Yes, it can be a natural reaction.  We can’t always control the thoughts and emotions that came into our head.  We can control what we do with the thoughts and emotions.

Paragraph 2302 of the Catechism of the Catholic Church says

Anger is a desire for revenge. “To desire vengeance in order to do evil to someone who should be punished is illicit,” but it is praiseworthy to impose restitution “to correct vices and maintain justice.” If anger reaches the point of a deliberate desire to kill or seriously wound a neighbor, it is gravely against charity; it is a mortal sin.

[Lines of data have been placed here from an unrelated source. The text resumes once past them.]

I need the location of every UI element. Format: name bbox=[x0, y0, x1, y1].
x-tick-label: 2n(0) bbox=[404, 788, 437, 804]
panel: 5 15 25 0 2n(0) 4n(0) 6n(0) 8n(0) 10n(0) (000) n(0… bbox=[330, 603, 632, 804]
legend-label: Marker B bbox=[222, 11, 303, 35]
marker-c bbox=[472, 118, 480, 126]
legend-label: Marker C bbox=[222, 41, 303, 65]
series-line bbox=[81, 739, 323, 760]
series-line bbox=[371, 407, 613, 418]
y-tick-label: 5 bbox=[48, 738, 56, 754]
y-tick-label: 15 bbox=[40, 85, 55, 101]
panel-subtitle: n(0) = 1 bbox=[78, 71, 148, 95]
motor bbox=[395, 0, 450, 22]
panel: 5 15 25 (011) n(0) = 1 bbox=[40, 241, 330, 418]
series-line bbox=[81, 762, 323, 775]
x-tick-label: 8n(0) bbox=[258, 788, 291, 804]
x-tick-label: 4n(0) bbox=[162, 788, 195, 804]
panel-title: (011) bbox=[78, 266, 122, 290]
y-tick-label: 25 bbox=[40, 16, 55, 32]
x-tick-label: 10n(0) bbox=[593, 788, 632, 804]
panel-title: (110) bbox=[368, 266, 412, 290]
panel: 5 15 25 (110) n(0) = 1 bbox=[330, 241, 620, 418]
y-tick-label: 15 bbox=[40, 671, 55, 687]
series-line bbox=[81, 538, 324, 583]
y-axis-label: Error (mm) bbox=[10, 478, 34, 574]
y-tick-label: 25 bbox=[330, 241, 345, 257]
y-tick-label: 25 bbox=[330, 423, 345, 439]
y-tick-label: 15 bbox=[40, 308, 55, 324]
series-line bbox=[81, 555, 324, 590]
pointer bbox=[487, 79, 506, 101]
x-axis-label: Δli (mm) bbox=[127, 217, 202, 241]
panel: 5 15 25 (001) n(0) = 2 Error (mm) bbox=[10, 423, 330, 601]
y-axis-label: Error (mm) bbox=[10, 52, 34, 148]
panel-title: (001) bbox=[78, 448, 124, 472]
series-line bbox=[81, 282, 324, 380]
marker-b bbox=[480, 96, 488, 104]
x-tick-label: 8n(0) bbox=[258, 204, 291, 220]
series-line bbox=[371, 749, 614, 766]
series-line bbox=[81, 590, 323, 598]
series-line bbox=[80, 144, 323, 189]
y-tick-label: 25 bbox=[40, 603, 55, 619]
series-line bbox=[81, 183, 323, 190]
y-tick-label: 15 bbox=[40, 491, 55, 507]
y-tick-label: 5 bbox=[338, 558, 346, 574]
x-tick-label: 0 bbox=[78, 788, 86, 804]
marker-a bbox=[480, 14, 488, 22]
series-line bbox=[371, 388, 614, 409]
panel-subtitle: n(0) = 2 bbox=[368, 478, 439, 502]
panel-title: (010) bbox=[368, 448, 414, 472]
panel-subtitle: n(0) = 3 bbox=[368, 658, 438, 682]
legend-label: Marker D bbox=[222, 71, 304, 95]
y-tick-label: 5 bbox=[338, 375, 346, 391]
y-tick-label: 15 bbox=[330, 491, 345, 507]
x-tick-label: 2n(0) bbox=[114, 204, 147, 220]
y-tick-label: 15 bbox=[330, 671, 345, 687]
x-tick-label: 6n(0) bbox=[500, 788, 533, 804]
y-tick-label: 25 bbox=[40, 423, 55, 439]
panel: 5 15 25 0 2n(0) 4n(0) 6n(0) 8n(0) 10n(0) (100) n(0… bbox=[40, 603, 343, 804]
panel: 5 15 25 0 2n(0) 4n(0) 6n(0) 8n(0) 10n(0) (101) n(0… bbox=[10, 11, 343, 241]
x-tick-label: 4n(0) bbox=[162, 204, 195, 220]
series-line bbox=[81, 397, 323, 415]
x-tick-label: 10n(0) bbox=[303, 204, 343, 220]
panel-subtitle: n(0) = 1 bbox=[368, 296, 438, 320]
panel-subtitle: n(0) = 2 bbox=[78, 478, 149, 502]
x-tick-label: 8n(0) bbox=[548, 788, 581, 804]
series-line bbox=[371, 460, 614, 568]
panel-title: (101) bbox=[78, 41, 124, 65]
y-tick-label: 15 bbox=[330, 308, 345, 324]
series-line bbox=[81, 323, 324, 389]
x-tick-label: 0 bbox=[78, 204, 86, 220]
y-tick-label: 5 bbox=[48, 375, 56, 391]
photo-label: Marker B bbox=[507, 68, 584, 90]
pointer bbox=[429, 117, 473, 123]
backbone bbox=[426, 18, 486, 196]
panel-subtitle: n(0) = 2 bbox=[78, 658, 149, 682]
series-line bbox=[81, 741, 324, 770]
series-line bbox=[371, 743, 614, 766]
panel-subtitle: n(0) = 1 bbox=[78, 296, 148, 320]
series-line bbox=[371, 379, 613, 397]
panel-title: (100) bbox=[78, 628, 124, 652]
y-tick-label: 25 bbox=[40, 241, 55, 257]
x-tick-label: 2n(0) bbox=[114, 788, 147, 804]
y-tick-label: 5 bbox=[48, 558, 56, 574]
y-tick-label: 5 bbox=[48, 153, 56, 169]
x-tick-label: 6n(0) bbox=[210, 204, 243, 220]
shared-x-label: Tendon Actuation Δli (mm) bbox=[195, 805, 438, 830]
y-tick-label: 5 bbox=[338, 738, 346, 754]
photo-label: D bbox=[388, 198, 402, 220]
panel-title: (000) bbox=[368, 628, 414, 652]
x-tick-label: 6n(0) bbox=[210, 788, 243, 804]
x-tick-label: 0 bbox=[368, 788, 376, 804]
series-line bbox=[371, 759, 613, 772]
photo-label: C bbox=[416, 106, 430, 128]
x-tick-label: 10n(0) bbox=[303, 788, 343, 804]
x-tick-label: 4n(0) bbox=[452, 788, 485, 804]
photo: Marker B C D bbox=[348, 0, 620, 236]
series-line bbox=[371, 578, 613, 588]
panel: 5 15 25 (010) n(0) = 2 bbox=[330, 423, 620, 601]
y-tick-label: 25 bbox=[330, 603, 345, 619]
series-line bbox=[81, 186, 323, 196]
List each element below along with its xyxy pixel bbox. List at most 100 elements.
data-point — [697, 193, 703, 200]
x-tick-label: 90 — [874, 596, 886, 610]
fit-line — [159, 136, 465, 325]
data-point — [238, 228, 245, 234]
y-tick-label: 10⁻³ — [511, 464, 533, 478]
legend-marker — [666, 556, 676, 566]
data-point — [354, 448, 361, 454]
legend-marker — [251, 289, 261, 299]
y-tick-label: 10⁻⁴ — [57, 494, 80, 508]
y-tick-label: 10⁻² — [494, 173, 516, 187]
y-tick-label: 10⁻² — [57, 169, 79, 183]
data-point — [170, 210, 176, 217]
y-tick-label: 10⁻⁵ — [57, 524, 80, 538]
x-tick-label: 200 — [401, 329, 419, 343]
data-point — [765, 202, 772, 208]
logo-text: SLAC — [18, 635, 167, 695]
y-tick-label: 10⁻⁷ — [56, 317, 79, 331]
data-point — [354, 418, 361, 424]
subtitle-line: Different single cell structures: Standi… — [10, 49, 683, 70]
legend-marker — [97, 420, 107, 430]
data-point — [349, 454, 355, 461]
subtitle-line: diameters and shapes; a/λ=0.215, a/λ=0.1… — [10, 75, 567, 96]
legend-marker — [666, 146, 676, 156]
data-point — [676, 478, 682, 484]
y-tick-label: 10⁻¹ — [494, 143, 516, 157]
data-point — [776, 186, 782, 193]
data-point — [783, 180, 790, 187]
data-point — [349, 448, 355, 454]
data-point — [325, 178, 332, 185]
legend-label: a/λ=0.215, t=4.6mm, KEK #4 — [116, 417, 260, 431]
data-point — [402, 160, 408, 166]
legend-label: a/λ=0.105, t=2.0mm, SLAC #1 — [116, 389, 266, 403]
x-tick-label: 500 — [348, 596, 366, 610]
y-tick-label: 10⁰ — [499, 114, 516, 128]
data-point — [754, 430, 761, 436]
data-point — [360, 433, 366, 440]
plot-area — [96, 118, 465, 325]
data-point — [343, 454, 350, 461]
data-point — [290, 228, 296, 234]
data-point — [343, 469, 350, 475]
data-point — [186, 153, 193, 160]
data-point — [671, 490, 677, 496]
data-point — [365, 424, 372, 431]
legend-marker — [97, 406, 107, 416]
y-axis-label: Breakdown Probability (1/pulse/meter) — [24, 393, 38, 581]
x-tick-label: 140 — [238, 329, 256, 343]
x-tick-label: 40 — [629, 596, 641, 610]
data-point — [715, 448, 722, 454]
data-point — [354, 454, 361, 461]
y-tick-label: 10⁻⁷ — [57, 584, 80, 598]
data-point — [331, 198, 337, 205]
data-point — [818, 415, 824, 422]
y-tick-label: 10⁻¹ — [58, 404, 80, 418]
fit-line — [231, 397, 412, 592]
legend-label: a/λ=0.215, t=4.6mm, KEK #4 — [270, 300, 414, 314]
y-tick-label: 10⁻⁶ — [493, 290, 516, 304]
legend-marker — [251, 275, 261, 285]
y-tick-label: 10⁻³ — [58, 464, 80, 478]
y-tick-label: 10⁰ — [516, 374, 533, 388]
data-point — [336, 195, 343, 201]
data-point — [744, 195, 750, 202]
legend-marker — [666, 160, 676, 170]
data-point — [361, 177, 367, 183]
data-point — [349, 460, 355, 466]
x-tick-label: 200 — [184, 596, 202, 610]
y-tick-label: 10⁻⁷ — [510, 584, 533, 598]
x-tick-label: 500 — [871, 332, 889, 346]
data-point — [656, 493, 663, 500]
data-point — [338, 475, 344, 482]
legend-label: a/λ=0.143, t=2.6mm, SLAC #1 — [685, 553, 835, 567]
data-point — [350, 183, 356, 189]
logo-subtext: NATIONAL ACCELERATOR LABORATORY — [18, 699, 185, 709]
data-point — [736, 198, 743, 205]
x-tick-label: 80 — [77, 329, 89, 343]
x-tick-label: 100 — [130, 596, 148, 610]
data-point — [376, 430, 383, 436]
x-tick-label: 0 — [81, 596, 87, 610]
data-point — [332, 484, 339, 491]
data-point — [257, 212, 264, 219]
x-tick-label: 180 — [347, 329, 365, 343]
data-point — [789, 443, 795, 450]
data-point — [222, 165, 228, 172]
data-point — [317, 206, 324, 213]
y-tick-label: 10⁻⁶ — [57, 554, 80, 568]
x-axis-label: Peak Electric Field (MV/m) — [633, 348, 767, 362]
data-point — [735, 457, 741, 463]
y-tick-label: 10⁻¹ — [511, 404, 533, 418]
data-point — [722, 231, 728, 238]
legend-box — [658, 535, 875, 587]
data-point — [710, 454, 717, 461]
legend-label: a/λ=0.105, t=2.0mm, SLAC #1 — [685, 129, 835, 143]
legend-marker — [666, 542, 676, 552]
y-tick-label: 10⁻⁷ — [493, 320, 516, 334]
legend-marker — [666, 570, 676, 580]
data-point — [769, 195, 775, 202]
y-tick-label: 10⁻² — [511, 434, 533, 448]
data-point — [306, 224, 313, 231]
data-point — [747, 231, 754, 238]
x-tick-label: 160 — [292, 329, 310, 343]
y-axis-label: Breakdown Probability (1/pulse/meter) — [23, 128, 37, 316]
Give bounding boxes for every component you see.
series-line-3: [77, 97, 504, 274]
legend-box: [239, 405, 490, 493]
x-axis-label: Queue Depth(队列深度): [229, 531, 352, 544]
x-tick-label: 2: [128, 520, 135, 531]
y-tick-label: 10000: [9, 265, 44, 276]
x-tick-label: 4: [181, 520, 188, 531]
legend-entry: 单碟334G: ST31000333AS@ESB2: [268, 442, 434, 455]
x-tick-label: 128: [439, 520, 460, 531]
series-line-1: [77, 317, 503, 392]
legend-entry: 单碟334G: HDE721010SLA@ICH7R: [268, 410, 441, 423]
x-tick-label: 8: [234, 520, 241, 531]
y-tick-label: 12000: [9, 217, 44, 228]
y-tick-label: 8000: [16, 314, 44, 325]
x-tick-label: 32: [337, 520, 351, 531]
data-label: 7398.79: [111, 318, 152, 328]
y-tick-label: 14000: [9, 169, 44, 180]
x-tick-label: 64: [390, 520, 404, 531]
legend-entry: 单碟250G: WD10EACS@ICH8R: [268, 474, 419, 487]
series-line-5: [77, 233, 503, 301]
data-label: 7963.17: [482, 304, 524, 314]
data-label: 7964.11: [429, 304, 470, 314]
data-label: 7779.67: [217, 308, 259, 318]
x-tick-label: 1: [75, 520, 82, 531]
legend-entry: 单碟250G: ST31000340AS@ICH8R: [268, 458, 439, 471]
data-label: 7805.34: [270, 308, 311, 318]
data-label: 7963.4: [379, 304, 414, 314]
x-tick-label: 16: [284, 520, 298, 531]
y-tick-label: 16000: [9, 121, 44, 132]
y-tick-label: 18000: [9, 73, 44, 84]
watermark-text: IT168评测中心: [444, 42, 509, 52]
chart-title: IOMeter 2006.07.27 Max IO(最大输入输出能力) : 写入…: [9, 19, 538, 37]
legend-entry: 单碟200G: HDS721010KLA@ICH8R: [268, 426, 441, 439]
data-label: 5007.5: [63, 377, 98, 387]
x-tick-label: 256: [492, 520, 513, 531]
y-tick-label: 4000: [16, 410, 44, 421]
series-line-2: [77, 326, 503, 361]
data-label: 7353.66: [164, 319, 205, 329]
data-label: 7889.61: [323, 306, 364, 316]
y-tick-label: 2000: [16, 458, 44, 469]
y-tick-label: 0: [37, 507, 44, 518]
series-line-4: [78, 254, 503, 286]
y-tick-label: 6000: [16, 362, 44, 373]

The Lord says, “Everyone who is angry with his brother shall be liable to judgment.”

Anger becomes a problem when it dictates our actions.  When we lose control of our anger, we might act out not just to the person we are angry with but to anyone.  When we hold onto anger in our hearts, we shut out love.  We can shut out not just from the person we are angry with but any one’s love.

People like to cite the passage “an eye for an eye, a tooth for a tooth” (Leviticus 24:20) to justify their angry actions.  Jesus addresses this in Matthew 5:38-42

“You have heard that it was said, ‘An eye for an eye and a tooth for a tooth.’   But I say to you, offer no resistance to one who is evil. When someone strikes you on (your) right cheek, turn the other one to him as well.  If anyone wants to go to law with you over your tunic, hand him your cloak as well.  Should anyone press you into service for one mile, go with him for two miles.  Give to the one who asks of you, and do not turn your back on one who wants to borrow.

Jesus tells us to let go of our anger.  The greatest commandment is to love God and the second is to love our neighbor.  Anger keeps us from loving.  Anger can lead us to sin.

To think of it another way, when we sin, does God have a reason to be angry with us?  Yes, but we could on God not acting out his anger towards us.  We want to be forgiven.  We must do the same.  It is the Golden Rule “Do unto whatever you would have them do to you” (Matthew 7:12).

May God help us let go of our anger.